A renaissance in 2021: what follows questions the past, outlines new approaches and breathes new life into old ideas. Thus, for instance, the rebirth of masculinity lies at the heart of Nicola Genovese’s work. He redresses the traditional image of man and breaks with prevailing patterns, stereotypes and cliches.
Back to the tried and tested: two ZHdK film students edited a whole film manually until some unexpected trickery blocked their progress — and called for new ideas. The often underestimated recorder is also experiencing a renaissance and is declared a favourite by music lecturer Andreas Bohlen.
A virus is imposing a “new normal” on us: amid the pandemic, ZHdK has transitioned from classroom teaching to digital knowledge transfer. But not everything can be moved online at an art and design university, says Susanne Schumacher, Chair of the Digital Council.
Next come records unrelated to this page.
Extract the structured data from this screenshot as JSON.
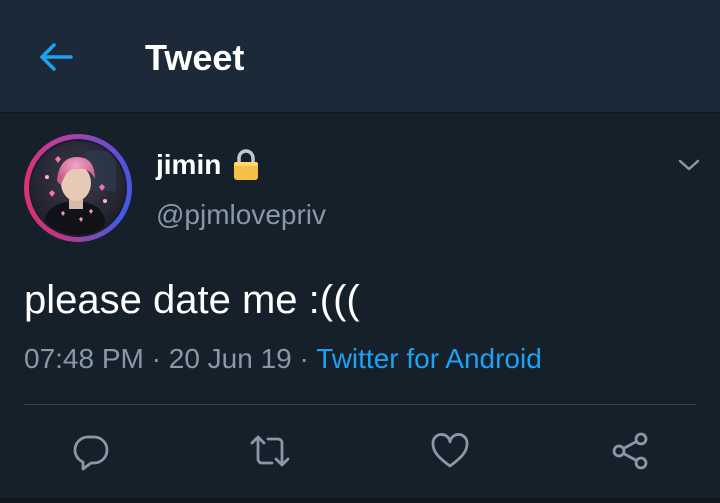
{
  "header": {
    "title": "Tweet",
    "back_icon": "arrow-left-icon"
  },
  "tweet": {
    "author": {
      "name": "jimin",
      "handle": "@pjmlovepriv",
      "protected_icon": "lock-icon",
      "avatar": "avatar-photo"
    },
    "text": "please date me :(((",
    "time": "07:48 PM",
    "separator": "·",
    "date": "20 Jun 19",
    "source": "Twitter for Android"
  },
  "actions": [
    {
      "name": "reply",
      "icon": "reply-icon"
    },
    {
      "name": "retweet",
      "icon": "retweet-icon"
    },
    {
      "name": "like",
      "icon": "heart-icon"
    },
    {
      "name": "share",
      "icon": "share-icon"
    }
  ],
  "colors": {
    "background": "#15202b",
    "header_bg": "#1c2938",
    "text_primary": "#ffffff",
    "text_secondary": "#8899a6",
    "accent": "#1da1f2",
    "divider": "#38444d"
  }
}
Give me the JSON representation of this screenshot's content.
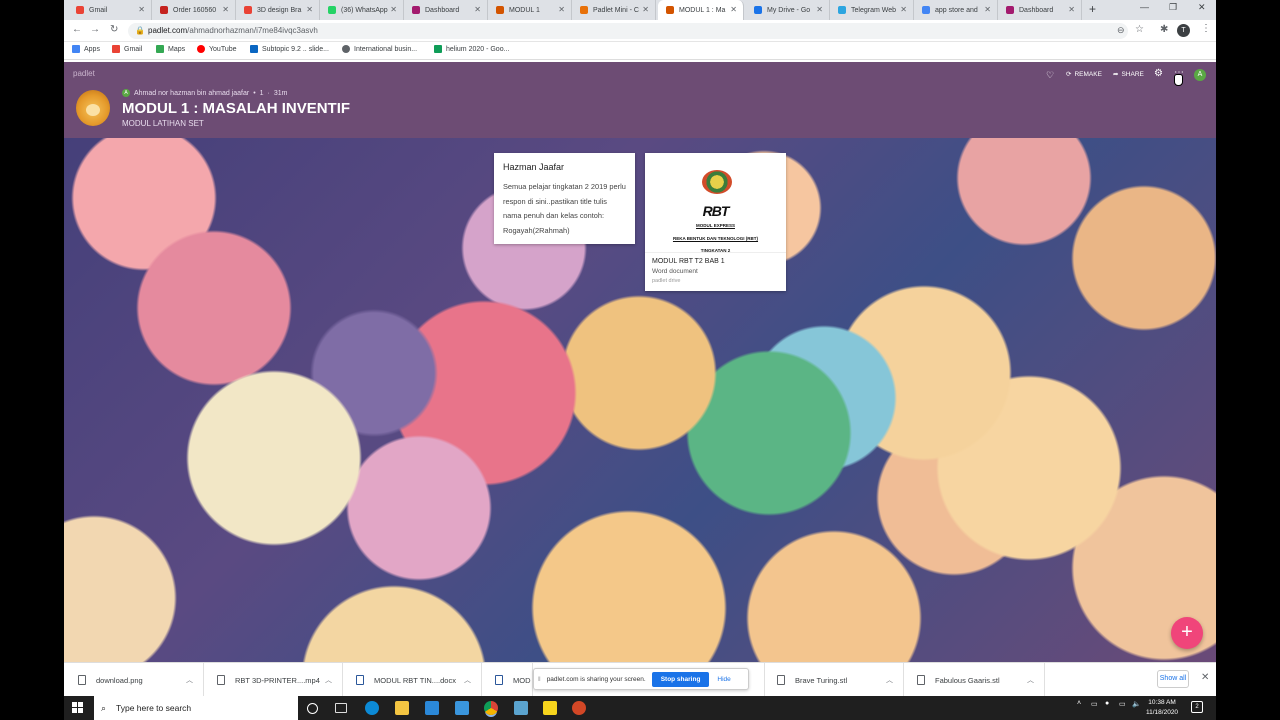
{
  "browser": {
    "tabs": [
      {
        "label": "Gmail",
        "color": "#ea4335"
      },
      {
        "label": "Order 160560",
        "color": "#c5221f"
      },
      {
        "label": "3D design Bra",
        "color": "#e94235"
      },
      {
        "label": "(36) WhatsApp",
        "color": "#25d366"
      },
      {
        "label": "Dashboard",
        "color": "#a31a6e"
      },
      {
        "label": "MODUL 1",
        "color": "#d35400"
      },
      {
        "label": "Padlet Mini - C",
        "color": "#e8710a"
      },
      {
        "label": "MODUL 1 : Ma",
        "color": "#d35400"
      },
      {
        "label": "My Drive - Go",
        "color": "#1a73e8"
      },
      {
        "label": "Telegram Web",
        "color": "#2ca5e0"
      },
      {
        "label": "app store and",
        "color": "#4285f4"
      },
      {
        "label": "Dashboard",
        "color": "#a31a6e"
      }
    ],
    "new_tab": "+",
    "window_controls": [
      "—",
      "❐",
      "✕"
    ],
    "url_host": "padlet.com",
    "url_path": "/ahmadnorhazman/i7me84ivqc3asvh",
    "profile_initial": "T",
    "bookmarks": [
      {
        "label": "Apps",
        "color": "#4285f4"
      },
      {
        "label": "Gmail",
        "color": "#ea4335"
      },
      {
        "label": "Maps",
        "color": "#34a853"
      },
      {
        "label": "YouTube",
        "color": "#ff0000"
      },
      {
        "label": "Subtopic 9.2 .. slide...",
        "color": "#0a66c2"
      },
      {
        "label": "International busin...",
        "color": "#5f6368"
      },
      {
        "label": "helium 2020 - Goo...",
        "color": "#0f9d58"
      }
    ]
  },
  "padlet": {
    "brand": "padlet",
    "author": "Ahmad nor hazman bin ahmad jaafar",
    "author_initial": "A",
    "likes": "1",
    "age": "31m",
    "title": "MODUL 1 : MASALAH INVENTIF",
    "subtitle": "MODUL LATIHAN SET",
    "actions": {
      "remake": "REMAKE",
      "share": "SHARE"
    },
    "user_initial": "A",
    "fab": "+",
    "posts": [
      {
        "title": "Hazman Jaafar",
        "body": "Semua pelajar tingkatan 2 2019 perlu respon di sini..pastikan title tulis nama penuh dan kelas contoh: Rogayah(2Rahmah)"
      },
      {
        "thumb_logo": "RBT",
        "thumb_line1": "MODUL EXPRESS",
        "thumb_line2": "REKA BENTUK DAN TEKNOLOGI (RBT)",
        "thumb_line3": "TINGKATAN 2",
        "file_name": "MODUL RBT T2 BAB 1",
        "file_type": "Word document",
        "file_source": "padlet drive"
      }
    ]
  },
  "downloads": {
    "items": [
      {
        "name": "download.png"
      },
      {
        "name": "RBT 3D-PRINTER....mp4"
      },
      {
        "name": "MODUL RBT TIN....docx"
      },
      {
        "name": "MOD"
      },
      {
        "name": "Brave Turing.stl"
      },
      {
        "name": "Fabulous Gaaris.stl"
      }
    ],
    "share_notice": "padlet.com is sharing your screen.",
    "stop_sharing": "Stop sharing",
    "hide": "Hide",
    "show_all": "Show all"
  },
  "taskbar": {
    "search_placeholder": "Type here to search",
    "time": "10:38 AM",
    "date": "11/18/2020",
    "notifications": "2",
    "apps": [
      {
        "name": "task-view",
        "color": "#ffffff"
      },
      {
        "name": "edge",
        "color": "#0c8ad6"
      },
      {
        "name": "file-explorer",
        "color": "#f4c542"
      },
      {
        "name": "store",
        "color": "#2b88d8"
      },
      {
        "name": "mail",
        "color": "#3a96dd"
      },
      {
        "name": "chrome",
        "color": "#db4437"
      },
      {
        "name": "generic-app",
        "color": "#5ba4cf"
      },
      {
        "name": "sticky-notes",
        "color": "#f7d51d"
      },
      {
        "name": "powerpoint",
        "color": "#d24726"
      }
    ]
  }
}
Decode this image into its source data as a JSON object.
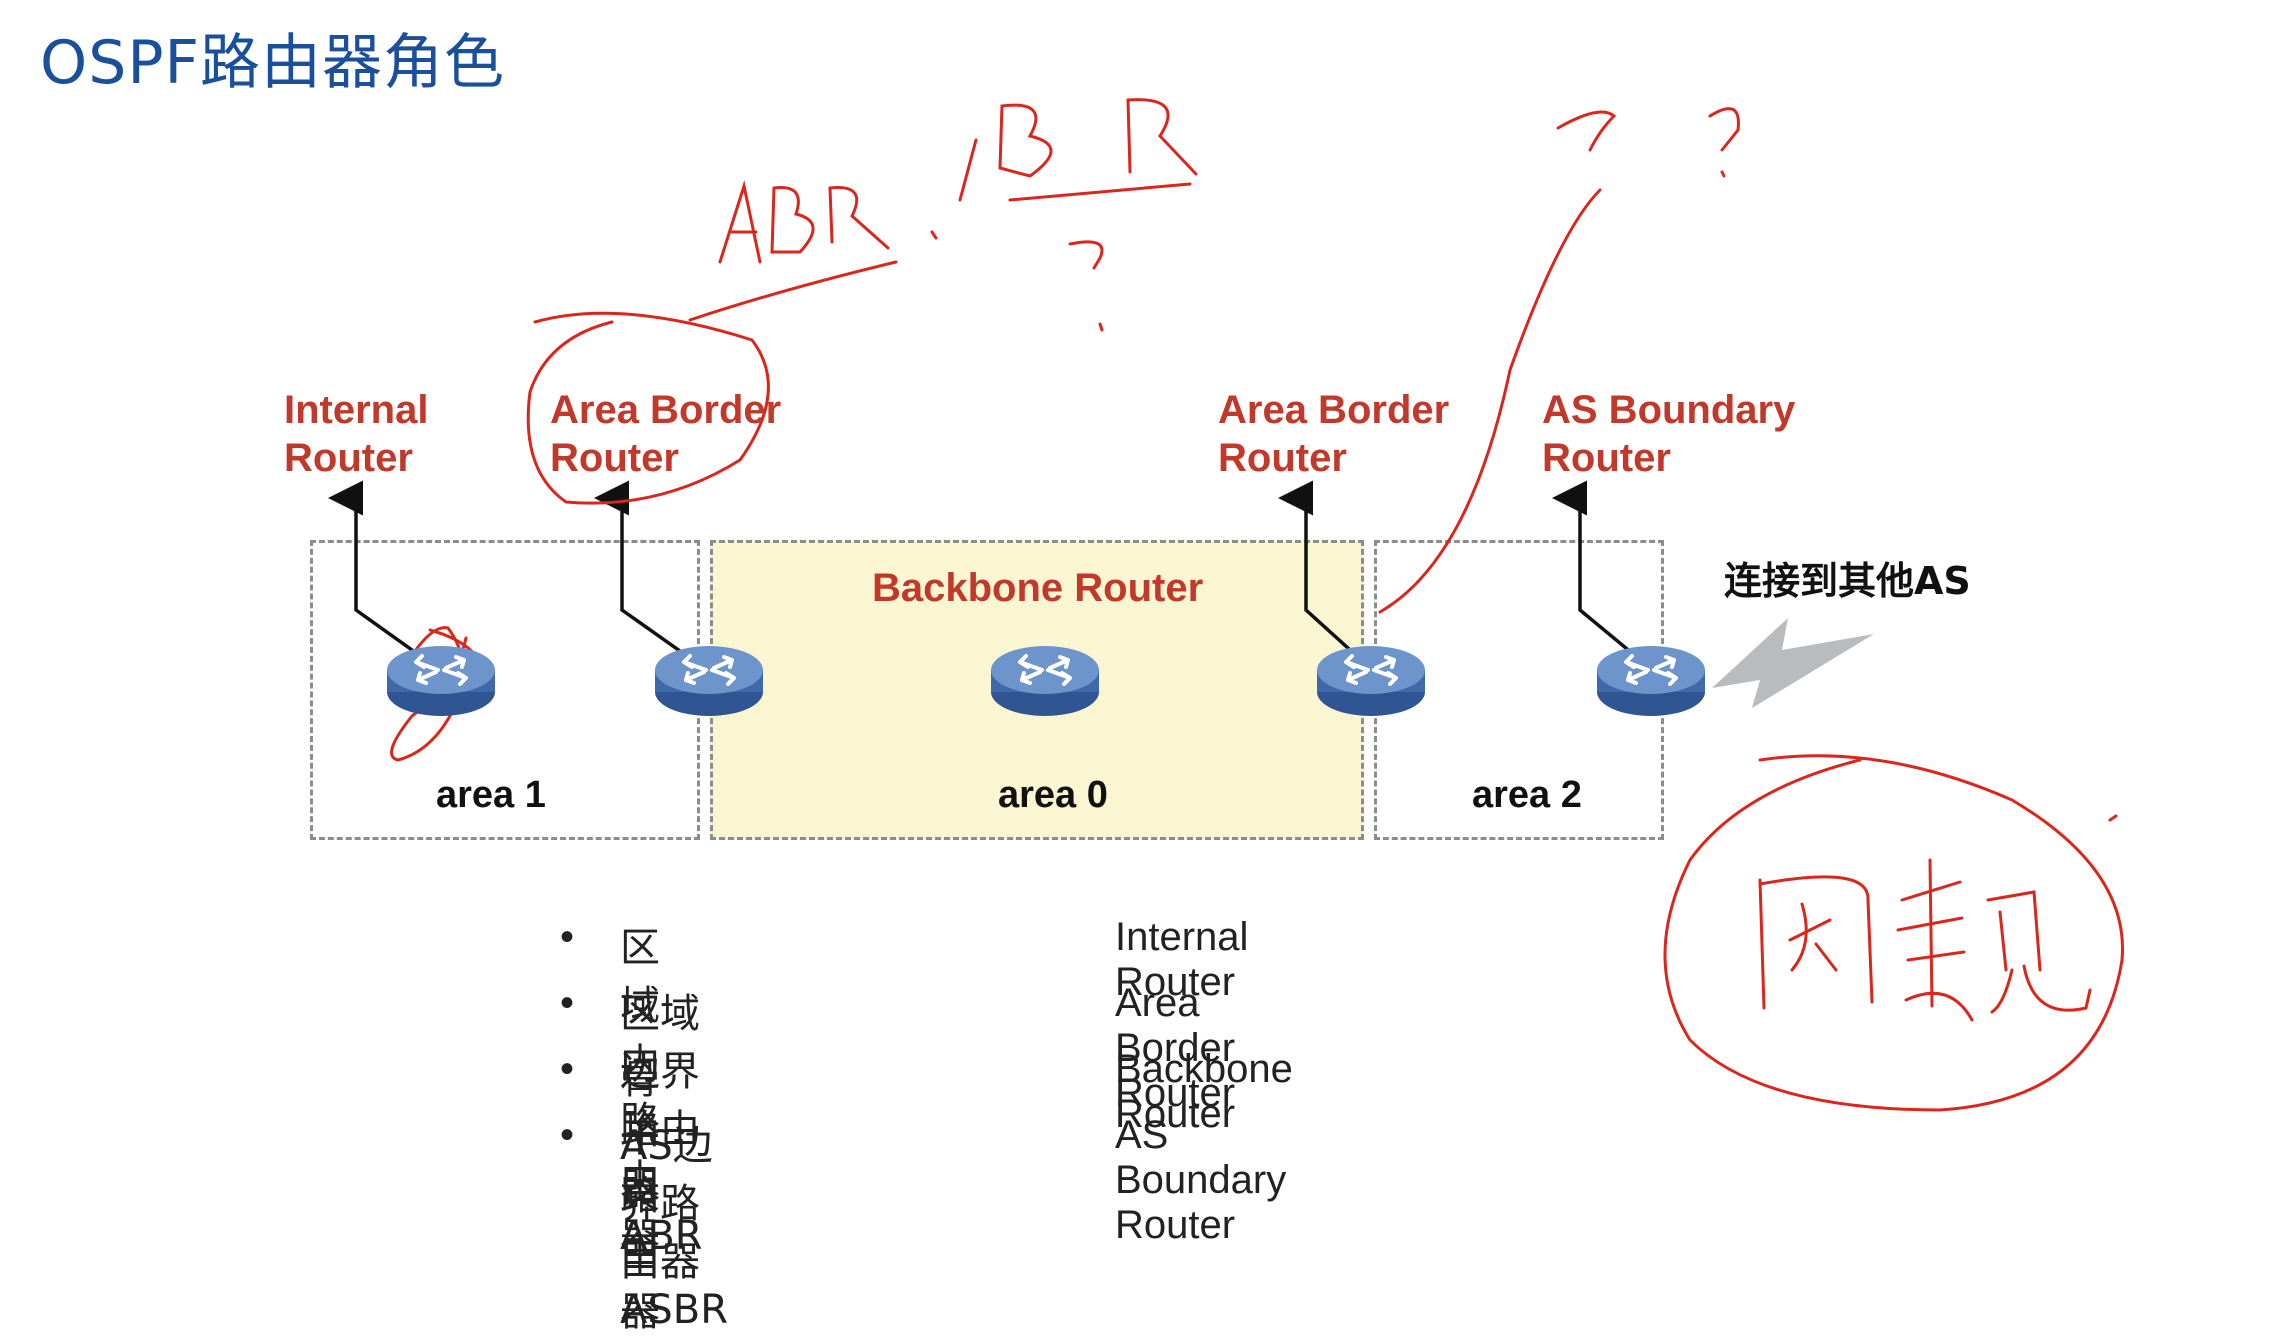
{
  "title": "OSPF路由器角色",
  "areas": [
    {
      "label": "area 1"
    },
    {
      "label": "area 0"
    },
    {
      "label": "area 2"
    }
  ],
  "backbone_label": "Backbone Router",
  "roles": {
    "internal": [
      "Internal",
      "Router"
    ],
    "abr_left": [
      "Area Border",
      "Router"
    ],
    "abr_right": [
      "Area Border",
      "Router"
    ],
    "asbr": [
      "AS Boundary",
      "Router"
    ]
  },
  "other_as_label": "连接到其他AS",
  "legend": [
    {
      "bullet": "•",
      "zh": "区域内路由器",
      "en": "Internal Router"
    },
    {
      "bullet": "•",
      "zh": "区域边界路由器ABR",
      "en": "Area Border Router"
    },
    {
      "bullet": "•",
      "zh": "骨干路由器",
      "en": "Backbone Router"
    },
    {
      "bullet": "•",
      "zh": "AS边界路由器ASBR",
      "en": "AS Boundary Router"
    }
  ],
  "colors": {
    "title": "#1a4f9c",
    "role_label": "#c0392b",
    "backbone_fill": "#fbf6d2",
    "annotation": "#d8281e",
    "router_body": "#4a74b3"
  },
  "icons": [
    "router-icon",
    "lightning-icon",
    "arrow-up-icon"
  ]
}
For instance, how to dance together in times of corona — despite “physical distancing”? An interview about obstacles, the transformation of dancing and nightly Zoom sessions between Canada and Switzerland. The fine arts study trip to Ljubljana was also planned completely differently. Despite the adverse circumstances, lecturers Sadie Plant and Rico Scagliola stuck to their plan.
He is regarded as the luminous figure of the Renaissance: Leonardo da Vinci. His art and teachings have remained exemplary to this day. Lecturer Paolo Bianchi explains the timeless Leonardo Principle while art and culture researcher Sigrid Adorf takes a look back. She explores how the eternal story of a new beginning could be told afresh, as well as captures what is still valid and dusts off old ideas.